68家麥當勞、13家星巴克、48家阿迪達斯專賣店、28家蘇寧、16家國美、4家寶馬4S店、18個萬科樓盤、7家沃爾瑪、15家屈臣氏……
這些品牌和數字屬于珠江三角洲城市東莞,在我們習慣為這座城市貼的標簽中,會包括眾多的工廠、發達的曖昧的娛樂業、因制造業而聚集的大量產業工人、在中國政府官僚序列中的“地級市”、珠江三角洲城市的代表……在我們通常的分類中把它視為“三線”城市。雖然,不論是GDP,還是人均收入,它看起來都相當有競爭力。
如果從上面提到的這些品牌和數字所代表的消費能力上來說,它也不輸于與它距離半個小時車程的深圳和廣州,這兩個城市與北京、上海,通常被稱為中國的“一線城市”。
這樣的城市正在成為跨國公司、有實力有號召力的民營企業所追逐的目標。
而這些品牌和數字,一方面是大公司們開拓新市場的結果,另一方面也為更多的跨國公司尋找新的廠區、新的員工提供了方便,這是這個城市競爭力的一部分。
數字背后的品牌覆蓋密度,則意味著東莞超越了大部分的我們所認為的“二線”城市,通常“二線”是指重慶、天津兩個直轄市、省會城市、區域中心城市,還包括一些在政府體系中的“副省級”城市。
如果我們再引入時間線,這些品牌在東莞的分布密度,大致相當于一線城市在2007年前后的水平。

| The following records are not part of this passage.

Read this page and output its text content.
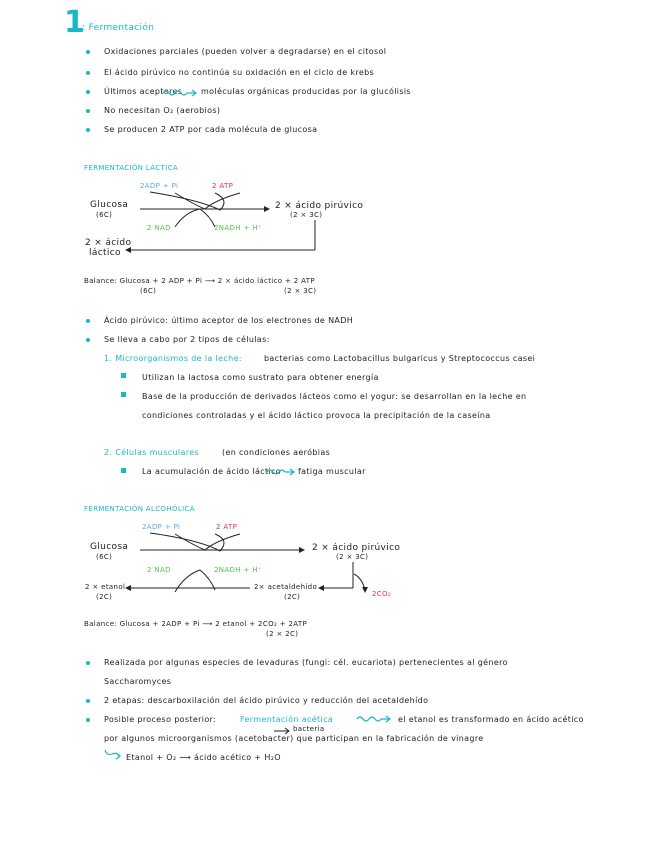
1
: Fermentación
Oxidaciones parciales (pueden volver a degradarse) en el citosol
El ácido pirúvico no continúa su oxidación en el ciclo de krebs
Últimos aceptores moléculas orgánicas producidas por la glucólisis
No necesitan O₂ (aerobios)
Se producen 2 ATP por cada molécula de glucosa
FERMENTACIÓN LÁCTICA
2ADP + Pi	2 ATP
Glucosa
(6C)
2 × ácido pirúvico
(2 × 3C)
2 NAD	2NADH + H⁺
2 × ácido
láctico
Balance: Glucosa + 2 ADP + Pi ⟶ 2 × ácido láctico + 2 ATP
(6C)	(2 × 3C)
Ácido pirúvico: último aceptor de los electrones de NADH
Se lleva a cabo por 2 tipos de células:
1. Microorganismos de la leche:	bacterias como Lactobacillus bulgaricus y Streptococcus casei
Utilizan la lactosa como sustrato para obtener energía
Base de la producción de derivados lácteos como el yogur: se desarrollan en la leche en
condiciones controladas y el ácido láctico provoca la precipitación de la caseína
2. Células musculares	(en condiciones aeróbias
La acumulación de ácido láctico fatiga muscular
FERMENTACIÓN ALCOHÓLICA
2ADP + Pi	2 ATP
Glucosa
(6C)
2 × ácido pirúvico
(2 × 3C)
2 NAD	2NADH + H⁺
2 × etanol
(2C)
2× acetaldehído
(2C)	2CO₂
Balance: Glucosa + 2ADP + Pi ⟶ 2 etanol + 2CO₂ + 2ATP
(2 × 2C)
Realizada por algunas especies de levaduras (fungi: cél. eucariota) pertenecientes al género
Saccharomyces
2 etapas: descarboxilación del ácido pirúvico y reducción del acetaldehído
Posible proceso posterior:	Fermentación acética	el etanol es transformado en ácido acético
bacteria
por algunos microorganismos (acetobacter) que participan en la fabricación de vinagre
Etanol + O₂ ⟶ ácido acético + H₂O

6年,就是差距。
通過調查398個中國人均GDP7000元以上的城市的一線品牌分布密度發現,與東莞相似,跟四個一線城市相比,沈陽、武漢、天津、重慶、成都、廈門、青島、南京、杭州、大連、蘇州等城市在這些品牌的分布密度上也大都相差6年左右的時間。
但6年實在不值一提。
經濟學人集團旗下經濟分析機構Economist Intelligence Unit(EIU)2012年發表的一份名為《2022年全球零售發展前瞻》的報告顯示,到2020年,重慶都市圈年收入超過3萬元的城市人口所占比例,將會從2012年的15.8%增長到49.4%,沈陽都市圈的這一比例也將會從2012年的19.1%增長到2020年的46%,接近上海都市圈2012年52.7%的水平,而到2020年,西安都市圈這一比例會達到69.1%,接近上海都市圈在2012年72.4%的水平。

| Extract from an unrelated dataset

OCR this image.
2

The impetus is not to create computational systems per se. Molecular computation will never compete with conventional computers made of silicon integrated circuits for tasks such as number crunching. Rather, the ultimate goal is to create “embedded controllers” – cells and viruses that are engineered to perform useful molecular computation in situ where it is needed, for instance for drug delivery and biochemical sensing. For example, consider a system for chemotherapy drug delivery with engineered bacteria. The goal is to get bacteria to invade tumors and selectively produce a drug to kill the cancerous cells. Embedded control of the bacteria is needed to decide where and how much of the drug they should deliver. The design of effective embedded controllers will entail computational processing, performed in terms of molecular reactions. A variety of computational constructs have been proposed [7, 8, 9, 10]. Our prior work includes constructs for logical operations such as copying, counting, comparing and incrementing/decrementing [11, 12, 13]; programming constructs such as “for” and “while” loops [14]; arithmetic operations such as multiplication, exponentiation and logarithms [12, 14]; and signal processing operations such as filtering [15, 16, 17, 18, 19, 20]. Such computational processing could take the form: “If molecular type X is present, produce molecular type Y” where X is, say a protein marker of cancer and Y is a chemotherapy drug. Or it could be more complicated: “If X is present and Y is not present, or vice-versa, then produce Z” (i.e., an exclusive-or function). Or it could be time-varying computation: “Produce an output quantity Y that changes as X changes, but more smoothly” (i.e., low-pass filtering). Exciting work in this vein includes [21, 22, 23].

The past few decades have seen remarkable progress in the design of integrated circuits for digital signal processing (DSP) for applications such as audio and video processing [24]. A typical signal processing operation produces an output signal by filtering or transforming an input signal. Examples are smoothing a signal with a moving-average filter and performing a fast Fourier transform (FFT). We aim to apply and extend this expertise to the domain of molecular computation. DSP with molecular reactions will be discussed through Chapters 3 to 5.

而在這家機構編制的另外一份報告中,2010年至2012年全球經濟增長速度最快的城市的前十名則悉數為中國的傳統意義上的二線城市,它們是重慶、天津、成都、武漢、長春、大連、哈爾濱、昆明、沈陽和青島。
這意味著,對于各大公司和各大品牌商來說,在中國市場,如果說北上廣深市場日趨飽和,三四線及以下市場尚待培育,那么這些區域中心城市、省會城市和東部經濟發達城市已經成為眼下它們最可把握的市場機會,而它們顯然也已經意識到了這一點。
6月27日,LV在沈陽的第四家店鋪在沈陽萬象城開業,這個擁有LV全系列產品的沈陽旗艦店是其在中國的第二大店。“沈陽對路易威登來說是非常重要的市場,沈陽在經濟發展速度,城市規模以及品牌集中度上在中國皆是數一數二。”路易威登中國區總裁霍禮說。
另一家輕奢侈品牌COACH計劃在未來數年每年在中國開設30家左右的新店。要實現這個目標,COACH中國區總裁兼CEO賽理格說,“我們現在關注的是從一線城市擴展到二線城市。你可能已經發現很多品牌開始關注、進軍這些市場。拓展二三線市場是一個自然發展趨勢。”
這個品牌把目標全體定位為平均家庭年收入在1萬美元左右的人群,賽理格認為,在中國這一群體將以每年20%的速度增長,“我們可以看到眾多來自二三線城市的中產階級,這些有強烈購買欲望的二三線城市消費者正在成為奢侈品的目標顧客。”
不光這些奢侈品牌,《第一財經周刊》調查走訪285家跨國公司和民營企業之后發現,它們中的絕大多數都已經或者正在將傳統意義上的二三線城市列為未來業務增長的重心,加大在這些城市的滲透力度。
“消費升級導致首次購買豪華車的趨勢越來越明顯”讓奔馳的管理層判斷未來在中國的網絡發展會有兩大支柱點:其一是30至40個重點城市的高速穩定發展,其二則來自以西部地區城市為代表的新興城市和區域的快速崛起。
上海通用則為旗下的雪佛蘭品牌和別克品牌制定了到2015年實現100萬輛和90萬輛的銷售目標,比現在的銷量幾乎翻一倍,依靠現有的營銷體系和產能都無法實現這么高的銷售規模,這家公司正在以區域重新細分分銷中心,并且在上海、沈陽、武漢擴建生產基地。